Weak macros are taking a toll on corporate earnings. According to data compiled by Morgan Stanley, 25 of 40 companies with market capitalisation of over Rs 70,000 crore have seen their forward earnings per share (EPS) getting revised downwards in July. A dozen companies have seen their estimated earnings revised upwards, while earnings forecast has remained unchanged for the remaining three. Meanwhile, the forward earnings of the MSCI India index have seen downgrade revisions for at least a sixth year in a row.
Analysts say there is a possibility of further downgrades. “Consensus Nifty FY20 EPS is currently forecasting growth of 23 per cent with nominal GDP growth assumption of 10 per cent, which indicates a high risk of meaningful earnings downgrade,” says a note by Phillip Capital, which has slashed its one-year Nifty target to 11,300-11,800 from 12,200-12,700.
The brokerage has cited four factors for its negative stance.

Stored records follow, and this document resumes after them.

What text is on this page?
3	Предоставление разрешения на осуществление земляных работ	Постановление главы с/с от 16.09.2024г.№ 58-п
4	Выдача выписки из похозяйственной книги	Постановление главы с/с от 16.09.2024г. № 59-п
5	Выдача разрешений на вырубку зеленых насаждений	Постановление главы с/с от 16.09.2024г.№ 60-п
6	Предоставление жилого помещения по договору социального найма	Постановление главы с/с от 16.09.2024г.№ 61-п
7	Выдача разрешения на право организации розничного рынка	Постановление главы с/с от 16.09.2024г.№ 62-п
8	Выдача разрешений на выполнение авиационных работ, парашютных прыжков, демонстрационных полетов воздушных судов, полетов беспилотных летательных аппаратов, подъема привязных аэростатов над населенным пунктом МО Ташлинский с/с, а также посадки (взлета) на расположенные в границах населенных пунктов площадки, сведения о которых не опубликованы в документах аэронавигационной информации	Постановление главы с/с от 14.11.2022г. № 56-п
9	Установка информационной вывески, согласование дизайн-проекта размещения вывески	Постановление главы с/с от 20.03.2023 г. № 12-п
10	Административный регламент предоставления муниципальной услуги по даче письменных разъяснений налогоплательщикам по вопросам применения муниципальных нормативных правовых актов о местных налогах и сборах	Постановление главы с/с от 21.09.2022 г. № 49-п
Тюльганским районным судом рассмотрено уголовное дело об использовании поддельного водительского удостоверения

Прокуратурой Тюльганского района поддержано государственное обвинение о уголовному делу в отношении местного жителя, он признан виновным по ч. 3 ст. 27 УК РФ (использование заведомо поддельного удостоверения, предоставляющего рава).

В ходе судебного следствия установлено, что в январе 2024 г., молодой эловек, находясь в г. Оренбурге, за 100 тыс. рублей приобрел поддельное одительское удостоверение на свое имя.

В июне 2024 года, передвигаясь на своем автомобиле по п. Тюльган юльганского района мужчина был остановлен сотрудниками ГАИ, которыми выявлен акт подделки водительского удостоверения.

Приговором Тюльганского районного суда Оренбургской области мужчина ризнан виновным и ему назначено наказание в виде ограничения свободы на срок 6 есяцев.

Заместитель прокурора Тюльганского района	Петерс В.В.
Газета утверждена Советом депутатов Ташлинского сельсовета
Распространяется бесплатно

“While we have been highlighting risks like weak macros and earnings for a few months, added negative reasons that have led to the Nifty downgrade are: Higher tax incidence on FPIs that will impact inflows to an economy with already weak economic outlook; the likelihood of Nifty valuation premium shrinkage; the likelihood of MF flows tapering; persisting and aggravating tight liquidity condition; and lack of growth triggers in the medium to long term,” says the brokerage.